An island never reaches for a file directly. It binds to a dataset: a named, typed contract declared in the manifest. The runtime resolves each dataset through a DuckDB query core, infers its columns and types from the live data, and checks every island binding against that shape. Your files are the source of truth; there are no snapshots to drift out of date.

Datasets

datasets maps a name to a source. A dataset is one of three shapes:

"datasets": {
  "net_worth": { "source": "data/net_worth_monthly.csv" },   // a file you own
  "allocation": { "sql": "models/transforms/allocation.sql" }, // a SQL transform over other datasets
  "tracks": { "source": "data/library.sqlite", "table": "tracks" } // a table in a SQLite database
}
  • A file source. source points at a CSV, JSON, JSONL, or Parquet file, relative to the project root. DuckDB reads it directly and infers the column types.
  • A SQL transform. sql points at a .sql file under models/ (typically models/transforms/). This is a derived, read-only view (see below).
  • A SQLite table. A .sqlite / .db source plus a table name. A SQLite source requires table; supplying table on any other source is a named validation error.
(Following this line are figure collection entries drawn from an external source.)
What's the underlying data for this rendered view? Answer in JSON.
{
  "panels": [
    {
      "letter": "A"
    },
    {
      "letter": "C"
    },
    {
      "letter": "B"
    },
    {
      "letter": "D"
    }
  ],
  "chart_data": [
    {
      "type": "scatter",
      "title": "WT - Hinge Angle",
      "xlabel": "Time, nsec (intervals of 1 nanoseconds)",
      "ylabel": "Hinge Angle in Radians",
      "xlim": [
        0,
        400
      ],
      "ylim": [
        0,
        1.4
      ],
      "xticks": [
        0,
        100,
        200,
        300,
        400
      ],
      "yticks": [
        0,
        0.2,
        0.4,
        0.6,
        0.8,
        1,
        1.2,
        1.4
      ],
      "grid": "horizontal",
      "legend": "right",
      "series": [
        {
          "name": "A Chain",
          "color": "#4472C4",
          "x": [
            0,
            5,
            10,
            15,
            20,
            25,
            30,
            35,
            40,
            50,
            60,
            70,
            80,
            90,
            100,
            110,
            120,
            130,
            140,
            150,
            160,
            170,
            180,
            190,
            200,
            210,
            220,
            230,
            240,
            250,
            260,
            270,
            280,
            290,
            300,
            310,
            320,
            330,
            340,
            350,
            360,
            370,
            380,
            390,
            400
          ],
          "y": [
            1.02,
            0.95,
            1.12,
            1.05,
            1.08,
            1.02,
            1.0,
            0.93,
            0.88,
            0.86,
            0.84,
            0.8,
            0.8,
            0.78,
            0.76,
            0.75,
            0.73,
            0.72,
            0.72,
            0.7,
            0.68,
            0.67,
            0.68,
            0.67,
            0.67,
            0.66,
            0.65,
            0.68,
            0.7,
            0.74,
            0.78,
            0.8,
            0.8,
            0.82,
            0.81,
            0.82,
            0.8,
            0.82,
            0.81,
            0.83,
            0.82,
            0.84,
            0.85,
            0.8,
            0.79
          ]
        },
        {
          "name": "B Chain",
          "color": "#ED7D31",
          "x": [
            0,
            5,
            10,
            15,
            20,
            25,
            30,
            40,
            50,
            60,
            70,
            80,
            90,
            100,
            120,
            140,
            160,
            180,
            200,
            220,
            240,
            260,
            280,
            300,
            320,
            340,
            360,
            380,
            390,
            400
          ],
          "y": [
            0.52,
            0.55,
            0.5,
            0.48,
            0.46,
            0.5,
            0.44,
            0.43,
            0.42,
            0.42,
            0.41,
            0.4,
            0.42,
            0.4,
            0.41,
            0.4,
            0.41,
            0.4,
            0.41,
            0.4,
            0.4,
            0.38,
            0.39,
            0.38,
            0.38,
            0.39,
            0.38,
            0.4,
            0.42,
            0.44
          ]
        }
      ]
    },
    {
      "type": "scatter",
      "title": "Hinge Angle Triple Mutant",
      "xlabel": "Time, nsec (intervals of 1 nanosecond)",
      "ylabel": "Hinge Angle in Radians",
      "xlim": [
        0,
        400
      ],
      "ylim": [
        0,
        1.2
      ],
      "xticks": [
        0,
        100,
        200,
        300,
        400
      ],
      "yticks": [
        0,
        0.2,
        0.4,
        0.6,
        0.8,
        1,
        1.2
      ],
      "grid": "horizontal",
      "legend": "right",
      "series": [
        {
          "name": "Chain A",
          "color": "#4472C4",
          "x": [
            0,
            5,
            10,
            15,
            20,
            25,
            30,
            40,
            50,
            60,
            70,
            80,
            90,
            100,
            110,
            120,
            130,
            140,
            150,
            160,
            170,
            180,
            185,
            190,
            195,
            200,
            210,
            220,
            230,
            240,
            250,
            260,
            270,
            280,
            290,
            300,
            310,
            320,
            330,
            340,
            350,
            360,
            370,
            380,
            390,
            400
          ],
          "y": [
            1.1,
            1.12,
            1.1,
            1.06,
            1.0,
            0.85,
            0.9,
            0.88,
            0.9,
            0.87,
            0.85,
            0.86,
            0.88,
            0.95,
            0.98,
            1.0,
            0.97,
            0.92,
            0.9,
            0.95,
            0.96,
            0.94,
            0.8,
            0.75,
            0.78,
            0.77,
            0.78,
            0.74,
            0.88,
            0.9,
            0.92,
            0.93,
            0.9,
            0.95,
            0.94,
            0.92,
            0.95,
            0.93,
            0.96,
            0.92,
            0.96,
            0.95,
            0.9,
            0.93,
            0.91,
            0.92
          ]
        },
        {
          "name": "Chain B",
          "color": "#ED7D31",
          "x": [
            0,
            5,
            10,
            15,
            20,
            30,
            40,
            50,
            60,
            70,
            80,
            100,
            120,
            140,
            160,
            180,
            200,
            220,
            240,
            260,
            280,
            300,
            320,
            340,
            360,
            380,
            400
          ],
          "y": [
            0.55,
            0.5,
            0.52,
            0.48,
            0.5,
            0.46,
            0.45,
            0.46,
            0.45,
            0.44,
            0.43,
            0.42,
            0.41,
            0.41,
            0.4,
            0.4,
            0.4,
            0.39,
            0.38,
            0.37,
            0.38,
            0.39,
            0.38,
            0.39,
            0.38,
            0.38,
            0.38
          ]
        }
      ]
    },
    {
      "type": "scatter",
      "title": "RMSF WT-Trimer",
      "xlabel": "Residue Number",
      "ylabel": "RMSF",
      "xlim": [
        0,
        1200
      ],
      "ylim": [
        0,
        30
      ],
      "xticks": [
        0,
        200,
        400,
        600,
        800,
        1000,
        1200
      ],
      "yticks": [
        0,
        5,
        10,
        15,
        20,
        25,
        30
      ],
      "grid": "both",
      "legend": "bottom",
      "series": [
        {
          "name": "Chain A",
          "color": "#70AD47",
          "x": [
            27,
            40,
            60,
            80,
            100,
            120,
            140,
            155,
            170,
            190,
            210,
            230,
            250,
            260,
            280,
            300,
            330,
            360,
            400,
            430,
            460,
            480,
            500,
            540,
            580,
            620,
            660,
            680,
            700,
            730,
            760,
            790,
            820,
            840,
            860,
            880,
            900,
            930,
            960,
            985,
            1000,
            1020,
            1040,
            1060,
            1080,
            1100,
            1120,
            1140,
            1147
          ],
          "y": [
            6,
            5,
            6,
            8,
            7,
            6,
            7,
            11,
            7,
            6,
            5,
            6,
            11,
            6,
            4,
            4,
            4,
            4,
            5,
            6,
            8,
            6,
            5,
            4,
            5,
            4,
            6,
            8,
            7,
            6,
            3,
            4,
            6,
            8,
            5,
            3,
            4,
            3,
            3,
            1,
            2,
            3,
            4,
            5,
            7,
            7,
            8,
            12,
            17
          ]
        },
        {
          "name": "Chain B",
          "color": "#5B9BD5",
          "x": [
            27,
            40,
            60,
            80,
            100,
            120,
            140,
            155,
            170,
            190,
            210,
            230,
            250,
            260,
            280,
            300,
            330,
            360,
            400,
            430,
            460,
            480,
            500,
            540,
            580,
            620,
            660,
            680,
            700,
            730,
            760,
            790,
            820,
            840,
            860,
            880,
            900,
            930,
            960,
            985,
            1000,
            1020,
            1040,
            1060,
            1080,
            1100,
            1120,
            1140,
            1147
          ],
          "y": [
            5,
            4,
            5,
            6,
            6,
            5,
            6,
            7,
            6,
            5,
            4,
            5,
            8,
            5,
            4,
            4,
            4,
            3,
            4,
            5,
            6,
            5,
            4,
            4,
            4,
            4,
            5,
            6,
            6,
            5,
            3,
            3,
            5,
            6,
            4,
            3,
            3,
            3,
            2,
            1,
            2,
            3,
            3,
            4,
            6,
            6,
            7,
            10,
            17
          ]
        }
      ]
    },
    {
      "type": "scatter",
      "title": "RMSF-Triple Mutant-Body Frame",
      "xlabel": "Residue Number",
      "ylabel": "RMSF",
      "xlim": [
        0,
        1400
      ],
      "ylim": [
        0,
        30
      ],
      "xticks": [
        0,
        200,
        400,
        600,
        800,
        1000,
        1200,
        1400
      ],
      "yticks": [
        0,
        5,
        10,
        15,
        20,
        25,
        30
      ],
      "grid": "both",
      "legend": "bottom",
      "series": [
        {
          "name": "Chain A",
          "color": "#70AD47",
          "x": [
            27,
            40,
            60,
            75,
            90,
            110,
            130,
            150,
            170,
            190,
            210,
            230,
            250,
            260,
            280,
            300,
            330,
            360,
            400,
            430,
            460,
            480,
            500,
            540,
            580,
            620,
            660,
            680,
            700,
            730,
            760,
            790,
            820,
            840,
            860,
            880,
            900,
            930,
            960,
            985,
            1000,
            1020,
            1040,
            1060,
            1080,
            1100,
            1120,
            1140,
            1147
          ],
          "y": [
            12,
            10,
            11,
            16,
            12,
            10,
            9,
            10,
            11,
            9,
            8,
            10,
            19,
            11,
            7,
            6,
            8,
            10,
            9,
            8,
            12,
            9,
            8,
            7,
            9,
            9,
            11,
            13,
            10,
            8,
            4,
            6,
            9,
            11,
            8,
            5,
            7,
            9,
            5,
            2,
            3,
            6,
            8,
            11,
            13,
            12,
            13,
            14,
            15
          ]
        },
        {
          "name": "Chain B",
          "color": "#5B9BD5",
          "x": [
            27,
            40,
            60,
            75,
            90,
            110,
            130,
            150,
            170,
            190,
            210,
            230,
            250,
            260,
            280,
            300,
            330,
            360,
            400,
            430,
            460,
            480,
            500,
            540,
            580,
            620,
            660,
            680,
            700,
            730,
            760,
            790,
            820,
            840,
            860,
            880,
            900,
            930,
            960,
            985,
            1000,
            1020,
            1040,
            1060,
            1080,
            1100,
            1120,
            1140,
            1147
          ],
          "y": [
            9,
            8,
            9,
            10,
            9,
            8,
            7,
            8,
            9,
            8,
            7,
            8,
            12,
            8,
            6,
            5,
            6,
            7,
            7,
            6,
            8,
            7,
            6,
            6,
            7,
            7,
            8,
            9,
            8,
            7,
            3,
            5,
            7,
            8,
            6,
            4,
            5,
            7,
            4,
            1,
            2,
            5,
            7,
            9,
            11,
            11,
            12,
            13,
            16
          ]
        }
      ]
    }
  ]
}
A file or SQLite-backed dataset is a source dataset: it can be written to (by actions and connectors). A sql dataset is derived and never writable.

Shaping lives in SQL, never in island configs

A golden rule: islands stay declarative. You never put a sum, a filter, or a join inside an island's config. Data shaping happens in the data layer, in a sql transform, so the manifest only ever names fields that already exist.
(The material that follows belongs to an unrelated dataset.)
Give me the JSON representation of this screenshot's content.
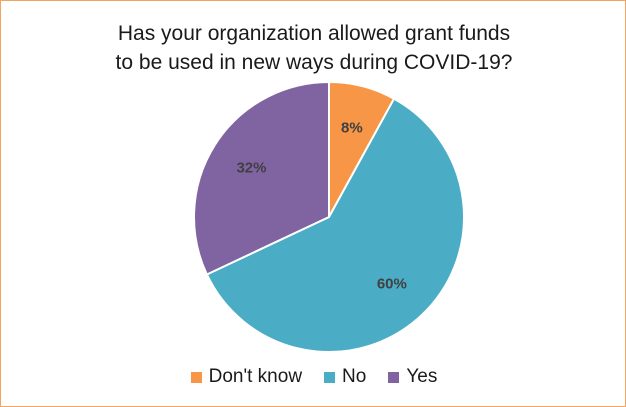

Drop a .sql file in models/transforms/ and register it as a dataset. It's a plain DuckDB SELECT over your other datasets (referenced by their dataset name):

-- models/transforms/allocation.sql
SELECT
  class,
  SUM(value_eur)                              AS value_eur,
  SUM(value_eur) / SUM(SUM(value_eur)) OVER () AS share
FROM holdings
GROUP BY class
ORDER BY value_eur DESC;
"datasets": {
  "holdings":   { "source": "data/holdings.csv" },
  "allocation": { "sql": "models/transforms/allocation.sql" }
}

Now a breakdown.treemap can bind cleanly to allocation with label: "class" and value: "value_eur". Every value it reads is a real column, computed once in SQL.

The contract check

This is the safety net. When you run validate (or an agent calls propose_edit), the compiler materializes each dataset, asks DuckDB for its columns and types, and checks every island binding against that live schema:

  • Bind to a column that exists → the island is green.
  • Bind to a column that doesn't → the build fails and names the page, the island index, the island type, and the missing field.
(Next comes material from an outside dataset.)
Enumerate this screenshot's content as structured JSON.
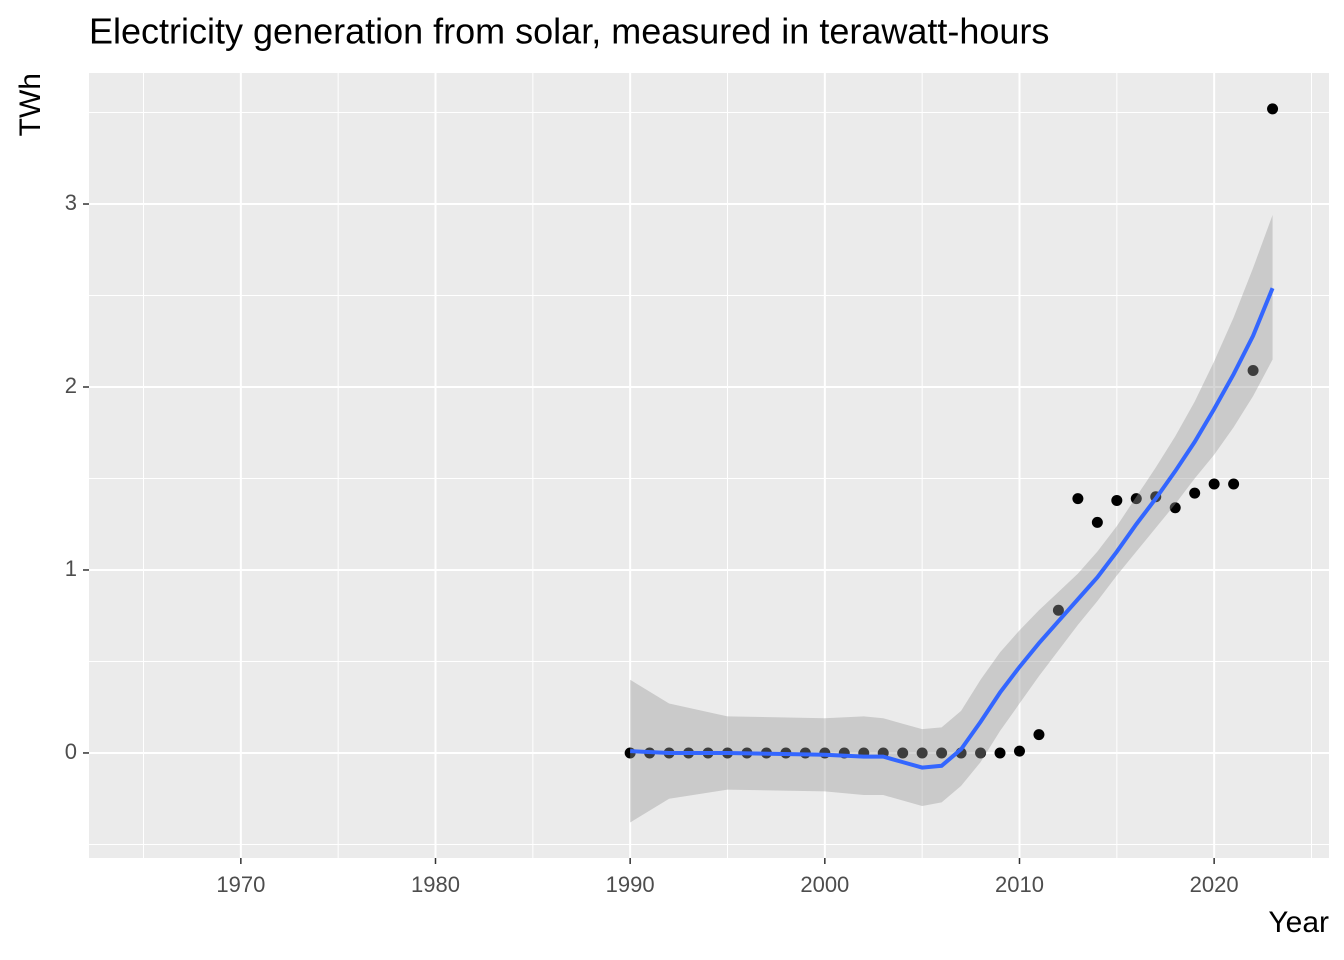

Because the check runs against the live data, not a cached schema, renaming a CSV column or changing a transform surfaces immediately as a named error, never as a silently-empty chart. The same machinery guards custom-island configs and page filter bindings.

Markdown datasets

A Markdown file can be a dataset too, useful for source.doc islands that embed notes or strategy docs alongside your charts. Point a dataset's source at a .md file and reference it from a source.doc island, keeping prose under the same typed, file-owned contract as your numbers.

Writing back: actions and connectors

Contracts aren't read-only. Two typed write paths feed source datasets through a checkpointed pipeline, so writes are reversible:

  • Actions. A manifest-declared, typed insert into a source dataset. Every row is validated against the dataset's inferred schema before anything is written.
  • Connectors. Vendored integrations that sync an external provider's data into source datasets on a schedule.

Both run through the same snapshot-before-write machinery the agent edit loop uses. See MCP Server for how an agent drives actions (run_action) and connectors (run_sync) safely, and the Manifest Reference for their full declaration shape.